The excellence of Billecart-Salmon champagnes rests, above all, on the knowledge of those who rigorously select from vineyards of more than 300 hectares, of which about 100 hectares belong to the House and its shareholders, divided between over 40 different Champagne crus. Most grapes used for winemaking come from a radius of 20km around Epernay, where the great wines of Pinot Noir, Chardonnay and Pinot Meunier from the Montagne de Reims, Côte des Blancs and the Vallée de la Marne are to be found. In its constant quest for excellence, Billecart-Salmon favors cultivation methods that aim to protect the environment and promote biodiversity. Long before being certified High Environmental Value and Sustainable Viticulture in Champagne in 2017, Maison Billecart-Salmon was already focused on managing its vineyards with the utmost respect for the environment. Beyond a simple approach, it’s a long-term state of mind that calls for constant self-assessment and continuous progress. 

The house operates on the philosophy that an early harvest yields more elegant, delicate Champagnes. They look for strong acid structure rather than alcohol as a preservative, and therefore, never harvest at higher than 10° potential alcohol. They strive to carry out their harvest with minimal grape handling and transit time by utilizing four press houses on the property.  

The Clos Saint-Hilaire is a single parcel where the vines, soil and subsoil are carefully tended with respect for the environment. Several years ago, Billecart-Salmon decided to return to ancestral champagne-making methods in the Clos Saint-Hilaire by using work horses and sheep. This method of maintaining the soil and tending the vines increases porosity and biodiversity: the roots grow deep and the minerals they draw from the soil foster the growth of smaller, more concentrated grapes, revealing the terroir's typical flavor.

The Billecart House vinifies each parcel separately and then blends them together to maintain precision based on acidity, maturity and potential. Borrowing an idea from François and Antoine’s maternal grandmother, a brewer in the North of France, the house uses a natural technique of double-cold settling to avoid oxidation while retaining freshness. The unique process involves a primary cold settling of the pressed juice for a period of 12 hours when the heaviest of the must solids fall to the bottom. The juice is then racked into clean tanks where it is chilled down to 36°F for another 48 hours. This second, much colder settling eliminates any wild yeasts and additional heavy elements without the use of enzymes, filtering or centrifuge.
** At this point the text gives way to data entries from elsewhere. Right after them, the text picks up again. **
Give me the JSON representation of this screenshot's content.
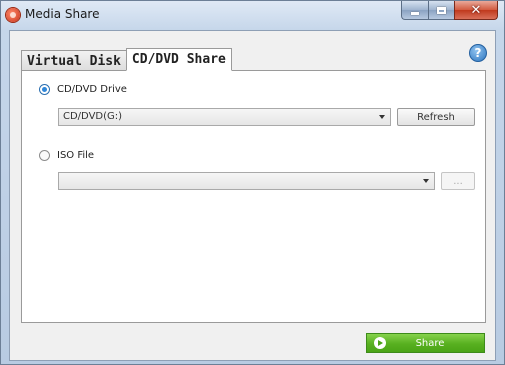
{
  "window": {
    "title": "Media Share",
    "colors": {
      "accent_green": "#58b020",
      "radio_blue": "#2f86d8",
      "close_red": "#c0391d"
    }
  },
  "caption_buttons": {
    "minimize_icon": "minimize-icon",
    "maximize_icon": "maximize-icon",
    "close_icon": "close-icon",
    "close_glyph": "✕"
  },
  "tabs": [
    {
      "label": "Virtual Disk",
      "active": false
    },
    {
      "label": "CD/DVD Share",
      "active": true
    }
  ],
  "help": {
    "glyph": "?"
  },
  "cd_dvd": {
    "radio_label": "CD/DVD Drive",
    "selected": true,
    "drive_value": "CD/DVD(G:)",
    "refresh_label": "Refresh"
  },
  "iso": {
    "radio_label": "ISO File",
    "selected": false,
    "file_value": "",
    "browse_label": "..."
  },
  "footer": {
    "share_label": "Share"
  }
}
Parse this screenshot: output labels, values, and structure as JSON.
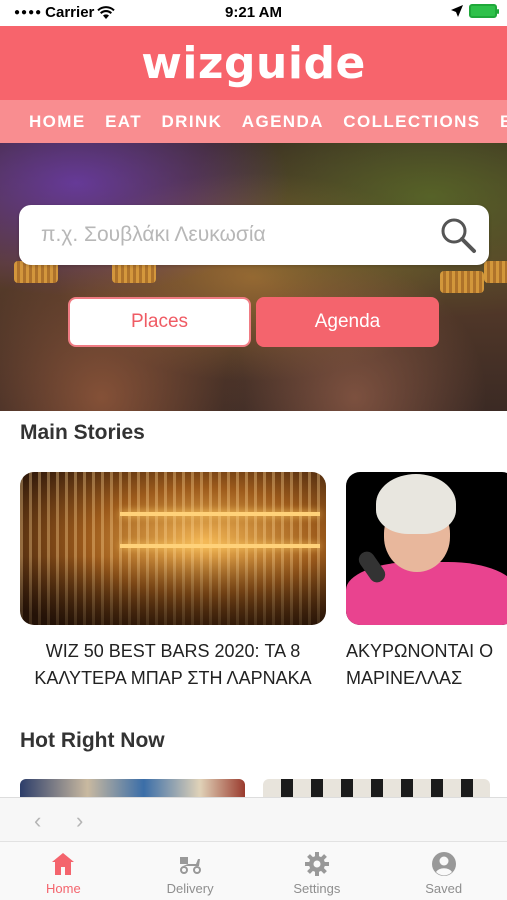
{
  "status_bar": {
    "carrier": "Carrier",
    "time": "9:21 AM"
  },
  "app": {
    "logo": "wizguide"
  },
  "nav": {
    "items": [
      "HOME",
      "EAT",
      "DRINK",
      "AGENDA",
      "COLLECTIONS",
      "BL"
    ]
  },
  "search": {
    "placeholder": "π.χ. Σουβλάκι Λευκωσία"
  },
  "toggle": {
    "places": "Places",
    "agenda": "Agenda",
    "selected": "Agenda"
  },
  "main_stories": {
    "title": "Main Stories",
    "cards": [
      {
        "title": "WIZ 50 BEST BARS 2020: ΤΑ 8\nΚΑΛΥΤΕΡΑ ΜΠΑΡ ΣΤΗ ΛΑΡΝΑΚΑ"
      },
      {
        "title": "ΑΚΥΡΩΝΟΝΤΑΙ Ο\nΜΑΡΙΝΕΛΛΑΣ"
      }
    ]
  },
  "hot_right_now": {
    "title": "Hot Right Now"
  },
  "tab_bar": {
    "items": [
      {
        "label": "Home",
        "icon": "home-icon",
        "active": true
      },
      {
        "label": "Delivery",
        "icon": "delivery-scooter-icon",
        "active": false
      },
      {
        "label": "Settings",
        "icon": "gear-icon",
        "active": false
      },
      {
        "label": "Saved",
        "icon": "user-icon",
        "active": false
      }
    ]
  },
  "colors": {
    "brand": "#f7646c",
    "nav_bg": "#f98d90",
    "active_tab": "#f4646d"
  }
}
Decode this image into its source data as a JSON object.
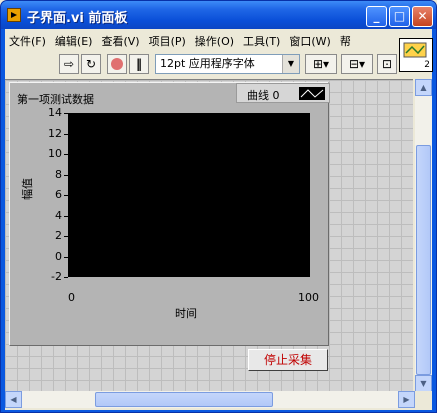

After the second racking, fermentation is initiated by adding dried yeast and then maintained at a long, slow pace for up to five weeks in order to preserve as many delicate fruit aromas as possible. 

Malolactic fermentation is legally allowed but may be blocked in certain years if vintage conditions warrant it. Since 1987, the family has reserved a certain percentage of their wines for vintage cuvée Champagnes in barrel. In these instances, malolactic fermentation is always prevented. Antoine Roland-Billecart believes that dosage should be minimal, saying, “Dosage is almost like makeup. If you have to use a lot of makeup, then you have something to hide, right?”

The Cellars

The 2 km of underground silent tunnels date back from the 17th and 19th centuries and stand guard over the House’s precious cargo. Over time, the wines assert themselves and the aromas develop, imprinted with all the finesse, balance and elegance which are characteristic of the personality of the House’s champagnes. Over three to four years in cellars the non-vintage champagnes really blossom, staying around twice as long as the fixed regulations of the appellation. The vintage cuvées patiently wait ten years before they begin to reveal their maturity.